You mean I haven’t done in my back? I have a legit condition that is nothing to do with sitting in bed with a laptop writing with no decent back support?
I swear, that is what I was thinking. I was not dwelling on the horror stories of people suffering weeks and weeks of nerve pain and itching agony with spreading rashes, and hospitalisation and all that stuff. No. It was relief, sheer relief, that I had not indeed brought this misery upon myself.
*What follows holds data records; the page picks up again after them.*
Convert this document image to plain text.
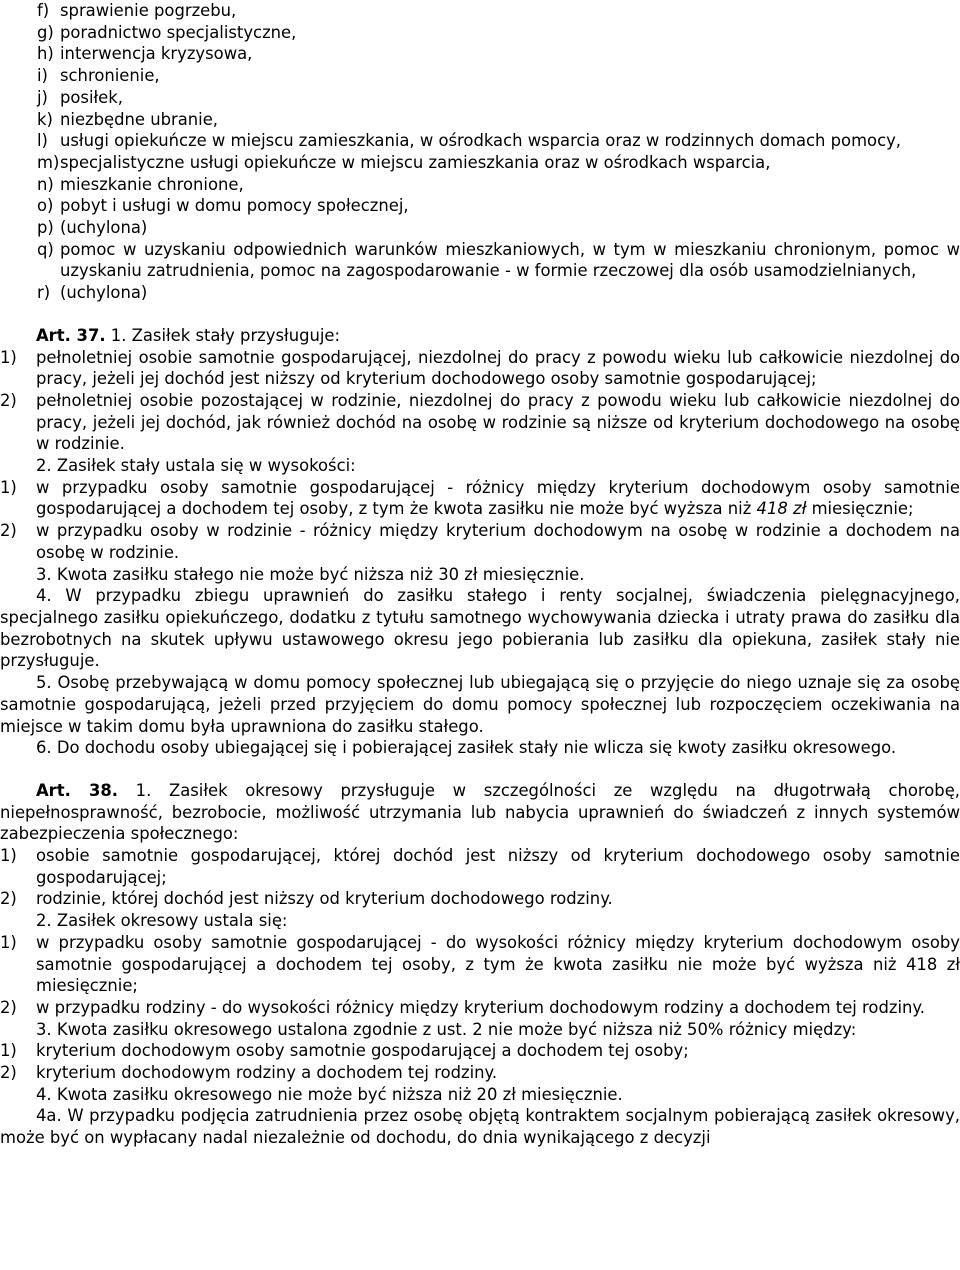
f) sprawienie pogrzebu,
g) poradnictwo specjalistyczne,
h) interwencja kryzysowa,
i) schronienie,
j) posiłek,
k) niezbędne ubranie,
l) usługi opiekuńcze w miejscu zamieszkania, w ośrodkach wsparcia oraz w rodzinnych domach pomocy,
m) specjalistyczne usługi opiekuńcze w miejscu zamieszkania oraz w ośrodkach wsparcia,
n) mieszkanie chronione,
o) pobyt i usługi w domu pomocy społecznej,
p) (uchylona)
q) pomoc w uzyskaniu odpowiednich warunków mieszkaniowych, w tym w mieszkaniu chronionym, pomoc w uzyskaniu zatrudnienia, pomoc na zagospodarowanie - w formie rzeczowej dla osób usamodzielnianych,
r) (uchylona)
Art. 37. 1. Zasiłek stały przysługuje:
1) pełnoletniej osobie samotnie gospodarującej, niezdolnej do pracy z powodu wieku lub całkowicie niezdolnej do pracy, jeżeli jej dochód jest niższy od kryterium dochodowego osoby samotnie gospodarującej;
2) pełnoletniej osobie pozostającej w rodzinie, niezdolnej do pracy z powodu wieku lub całkowicie niezdolnej do pracy, jeżeli jej dochód, jak również dochód na osobę w rodzinie są niższe od kryterium dochodowego na osobę w rodzinie.
2. Zasiłek stały ustala się w wysokości:
1) w przypadku osoby samotnie gospodarującej - różnicy między kryterium dochodowym osoby samotnie gospodarującej a dochodem tej osoby, z tym że kwota zasiłku nie może być wyższa niż 418 zł miesięcznie;
2) w przypadku osoby w rodzinie - różnicy między kryterium dochodowym na osobę w rodzinie a dochodem na osobę w rodzinie.
3. Kwota zasiłku stałego nie może być niższa niż 30 zł miesięcznie.
4. W przypadku zbiegu uprawnień do zasiłku stałego i renty socjalnej, świadczenia pielęgnacyjnego, specjalnego zasiłku opiekuńczego, dodatku z tytułu samotnego wychowywania dziecka i utraty prawa do zasiłku dla bezrobotnych na skutek upływu ustawowego okresu jego pobierania lub zasiłku dla opiekuna, zasiłek stały nie przysługuje.
5. Osobę przebywającą w domu pomocy społecznej lub ubiegającą się o przyjęcie do niego uznaje się za osobę samotnie gospodarującą, jeżeli przed przyjęciem do domu pomocy społecznej lub rozpoczęciem oczekiwania na miejsce w takim domu była uprawniona do zasiłku stałego.
6. Do dochodu osoby ubiegającej się i pobierającej zasiłek stały nie wlicza się kwoty zasiłku okresowego.
Art. 38. 1. Zasiłek okresowy przysługuje w szczególności ze względu na długotrwałą chorobę, niepełnosprawność, bezrobocie, możliwość utrzymania lub nabycia uprawnień do świadczeń z innych systemów zabezpieczenia społecznego:
1) osobie samotnie gospodarującej, której dochód jest niższy od kryterium dochodowego osoby samotnie gospodarującej;
2) rodzinie, której dochód jest niższy od kryterium dochodowego rodziny.
2. Zasiłek okresowy ustala się:
1) w przypadku osoby samotnie gospodarującej - do wysokości różnicy między kryterium dochodowym osoby samotnie gospodarującej a dochodem tej osoby, z tym że kwota zasiłku nie może być wyższa niż 418 zł miesięcznie;
2) w przypadku rodziny - do wysokości różnicy między kryterium dochodowym rodziny a dochodem tej rodziny.
3. Kwota zasiłku okresowego ustalona zgodnie z ust. 2 nie może być niższa niż 50% różnicy między:
1) kryterium dochodowym osoby samotnie gospodarującej a dochodem tej osoby;
2) kryterium dochodowym rodziny a dochodem tej rodziny.
4. Kwota zasiłku okresowego nie może być niższa niż 20 zł miesięcznie.
4a. W przypadku podjęcia zatrudnienia przez osobę objętą kontraktem socjalnym pobierającą zasiłek okresowy, może być on wypłacany nadal niezależnie od dochodu, do dnia wynikającego z decyzji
I have not caused this painful back condition.
So I have medications and tons more suitable painkillers, and time off work and instructions to rest and yes I am irritable and temporarily addicted to said little capsules, and I imagine I am itching on every part of my person now, and the doc did say it could get worse, the pain could sharpen, before it gets better, that is a fact.
But I am young and fit.
But I am alive.
And I am so happy I have not buggered my back by working in bed with the coffee, the cat and the lack of decently firm cushions.
I am so happy.
I am most likely the happiest Shingle sufferer ever.
Not that I will indulge in the laptop/bed/coffee/cat thing much more. I will sit at my desk with my chair and be good about that, and try and sit straight as I have had a close call. Even more, I shall not roll my eyes any more when
idiots people go on about their backs and their precious “core” and other parts of their bodies like that. Maybe, albeit, discreetly, I will become a bit like them. But in private. No one needs to know anything else about what’s going on with this body.
PS: I no longer think that itching is imaginary. Actually seems to be pretty legit.
PPS I have made the mistake of going on line and have seen images of people with shingles.